Marty has a little flight of fancy about introducing Fibonacci straights into poker. Link (thanks, Marc!)

A Fibonacci straight is a hand of 5 cards forming a subsequence of the Fibonacci sequence. So, in poker there would be three such straights: A, A, 2, 3, 5; A, 2, 3, 5, 8; 2, 3, 5, 8, K. The latter two can occur in flush form too.

Based on my quick calculations, the 5-card odds of getting dealt a non-flush fibonacci straight are 925:1, and the odds of getting dealt a fibonacci straight flush are 324,869:1.

That makes a fib-straight more rare than a full house, and a fib-straight flush more rare than a straight flush.
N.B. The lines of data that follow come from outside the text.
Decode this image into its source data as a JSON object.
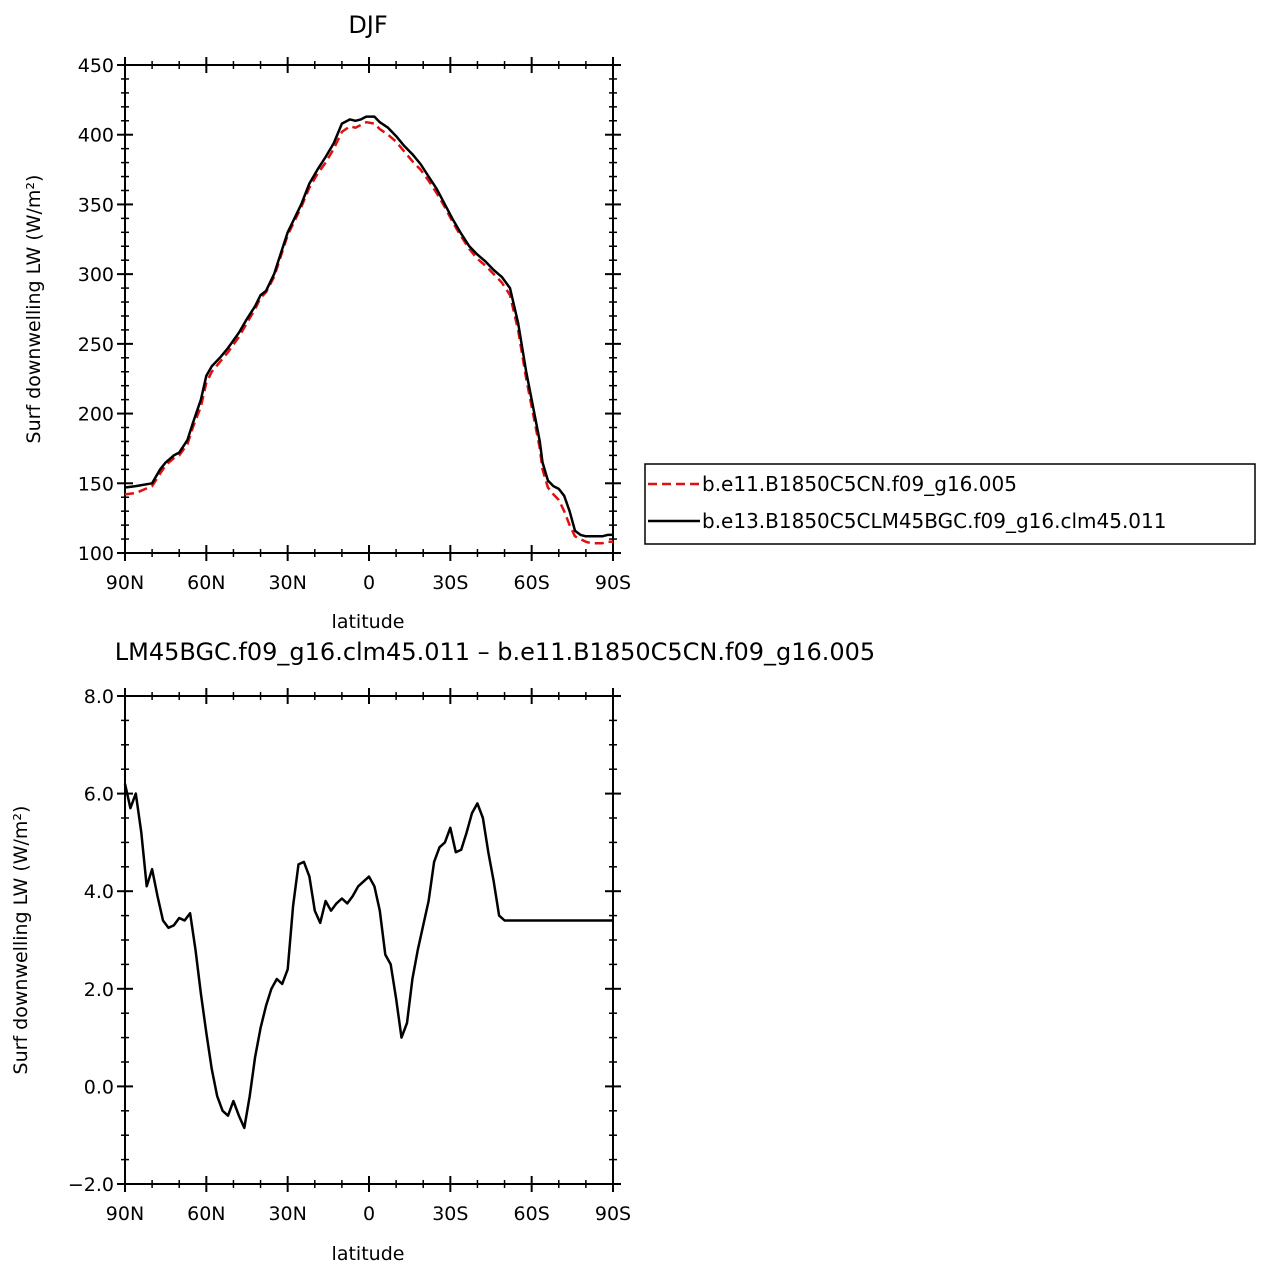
{
  "chart_data": [
    {
      "type": "line",
      "title": "DJF",
      "xlabel": "latitude",
      "ylabel": "Surf downwelling LW (W/m²)",
      "xlim": [
        90,
        -90
      ],
      "ylim": [
        100,
        450
      ],
      "yticks": [
        100,
        150,
        200,
        250,
        300,
        350,
        400,
        450
      ],
      "ytick_labels": [
        "100",
        "150",
        "200",
        "250",
        "300",
        "350",
        "400",
        "450"
      ],
      "xticks": [
        90,
        60,
        30,
        0,
        -30,
        -60,
        -90
      ],
      "xtick_labels": [
        "90N",
        "60N",
        "30N",
        "0",
        "30S",
        "60S",
        "90S"
      ],
      "legend_position": "right",
      "series": [
        {
          "name": "b.e11.B1850C5CN.f09_g16.005",
          "color": "#e01010",
          "dash": "dashed",
          "x": [
            90,
            86,
            80,
            77,
            75,
            72,
            70,
            67,
            65,
            62,
            60,
            58,
            55,
            52,
            48,
            45,
            42,
            40,
            38,
            35,
            33,
            30,
            28,
            25,
            22,
            19,
            16,
            13,
            10,
            7,
            5,
            3,
            1,
            -2,
            -4,
            -7,
            -10,
            -13,
            -16,
            -19,
            -22,
            -25,
            -28,
            -31,
            -34,
            -37,
            -40,
            -43,
            -46,
            -49,
            -52,
            -55,
            -58,
            -61,
            -63,
            -64,
            -66,
            -68,
            -70,
            -72,
            -74,
            -76,
            -78,
            -80,
            -82,
            -84,
            -86,
            -88,
            -90
          ],
          "values": [
            142,
            143,
            148,
            157,
            163,
            168,
            170,
            178,
            190,
            205,
            222,
            230,
            237,
            244,
            255,
            265,
            275,
            283,
            287,
            298,
            310,
            328,
            336,
            348,
            362,
            372,
            380,
            390,
            402,
            406,
            405,
            407,
            409,
            408,
            404,
            400,
            395,
            388,
            381,
            375,
            367,
            358,
            348,
            337,
            327,
            318,
            311,
            306,
            300,
            294,
            285,
            260,
            225,
            195,
            175,
            160,
            147,
            142,
            138,
            130,
            120,
            112,
            110,
            108,
            107,
            107,
            107,
            108,
            108
          ]
        },
        {
          "name": "b.e13.B1850C5CLM45BGC.f09_g16.clm45.011",
          "color": "#000000",
          "dash": "solid",
          "x": [
            90,
            86,
            80,
            77,
            75,
            72,
            70,
            67,
            65,
            62,
            60,
            58,
            55,
            52,
            48,
            45,
            42,
            40,
            38,
            35,
            33,
            30,
            28,
            25,
            22,
            19,
            16,
            13,
            10,
            7,
            5,
            3,
            1,
            -2,
            -4,
            -7,
            -10,
            -13,
            -16,
            -19,
            -22,
            -25,
            -28,
            -31,
            -34,
            -37,
            -40,
            -43,
            -46,
            -49,
            -52,
            -55,
            -58,
            -61,
            -63,
            -64,
            -66,
            -68,
            -70,
            -72,
            -74,
            -76,
            -78,
            -80,
            -82,
            -84,
            -86,
            -88,
            -90
          ],
          "values": [
            147,
            148,
            150,
            160,
            165,
            170,
            172,
            181,
            193,
            210,
            227,
            234,
            240,
            247,
            258,
            268,
            277,
            285,
            288,
            300,
            312,
            330,
            338,
            350,
            365,
            375,
            384,
            394,
            408,
            411,
            410,
            411,
            413,
            413,
            409,
            405,
            399,
            392,
            386,
            379,
            370,
            361,
            350,
            339,
            329,
            320,
            314,
            309,
            303,
            298,
            290,
            265,
            230,
            200,
            180,
            165,
            152,
            148,
            146,
            141,
            130,
            116,
            113,
            112,
            112,
            112,
            112,
            113,
            113
          ]
        }
      ]
    },
    {
      "type": "line",
      "title": "LM45BGC.f09_g16.clm45.011 – b.e11.B1850C5CN.f09_g16.005",
      "xlabel": "latitude",
      "ylabel": "Surf downwelling LW (W/m²)",
      "xlim": [
        90,
        -90
      ],
      "ylim": [
        -2.0,
        8.0
      ],
      "yticks": [
        -2.0,
        0.0,
        2.0,
        4.0,
        6.0,
        8.0
      ],
      "ytick_labels": [
        "−2.0",
        "0.0",
        "2.0",
        "4.0",
        "6.0",
        "8.0"
      ],
      "xticks": [
        90,
        60,
        30,
        0,
        -30,
        -60,
        -90
      ],
      "xtick_labels": [
        "90N",
        "60N",
        "30N",
        "0",
        "30S",
        "60S",
        "90S"
      ],
      "series": [
        {
          "name": "",
          "color": "#000000",
          "dash": "solid",
          "x": [
            90,
            88,
            86,
            84,
            82,
            80,
            78,
            76,
            74,
            72,
            70,
            68,
            66,
            64,
            62,
            60,
            58,
            56,
            54,
            52,
            50,
            48,
            46,
            44,
            42,
            40,
            38,
            36,
            34,
            32,
            30,
            28,
            26,
            24,
            22,
            20,
            18,
            16,
            14,
            12,
            10,
            8,
            6,
            4,
            2,
            0,
            -2,
            -4,
            -6,
            -8,
            -10,
            -12,
            -14,
            -16,
            -18,
            -20,
            -22,
            -24,
            -26,
            -28,
            -30,
            -32,
            -34,
            -36,
            -38,
            -40,
            -42,
            -44,
            -46,
            -48,
            -50,
            -52,
            -54,
            -56,
            -58,
            -60,
            -62,
            -64,
            -66,
            -68,
            -70,
            -72,
            -74,
            -76,
            -78,
            -80,
            -82,
            -84,
            -86,
            -88,
            -90
          ],
          "values": [
            6.2,
            5.7,
            6.0,
            5.2,
            4.1,
            4.45,
            3.9,
            3.4,
            3.25,
            3.3,
            3.45,
            3.4,
            3.55,
            2.8,
            1.9,
            1.1,
            0.35,
            -0.2,
            -0.5,
            -0.6,
            -0.3,
            -0.6,
            -0.85,
            -0.2,
            0.6,
            1.2,
            1.65,
            2.0,
            2.2,
            2.1,
            2.4,
            3.7,
            4.55,
            4.6,
            4.3,
            3.6,
            3.35,
            3.8,
            3.6,
            3.75,
            3.85,
            3.75,
            3.9,
            4.1,
            4.2,
            4.3,
            4.1,
            3.6,
            2.7,
            2.5,
            1.8,
            1.0,
            1.3,
            2.2,
            2.8,
            3.3,
            3.8,
            4.6,
            4.9,
            5.0,
            5.3,
            4.8,
            4.85,
            5.2,
            5.6,
            5.8,
            5.5,
            4.8,
            4.2,
            3.5,
            3.4,
            3.4,
            3.4,
            3.4,
            3.4,
            3.4,
            3.4,
            3.4,
            3.4,
            3.4,
            3.4,
            3.4,
            3.4,
            3.4,
            3.4,
            3.4,
            3.4,
            3.4,
            3.4,
            3.4,
            3.4
          ]
        }
      ]
    }
  ]
}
However, if I was going to play with these (which I'm not), I'd probably make a fib-straight the same class as a normal straight, and a fib-straight flush be the same class as a normal straight flush, ranked on high straight card -- so A2358 gets beaten by 45678, 2358K gets beaten by 9TJQK, and AA235 is the lowest straight. That would make straights and straight flushes both slightly more common, but enough to disturb the "natural" poker rankings.

You may notice that it's "harder" to make AA235 than any other straight - there are 768 of those, versus 1020 of the others. So that's an argument for making it the highest straight. But I would favor leaving it on the bottom because that preserves card order, and in practice AA235 would be "easier" to make than many other straights because AA and Ax are much more common hold'em starting hands than, say, 97.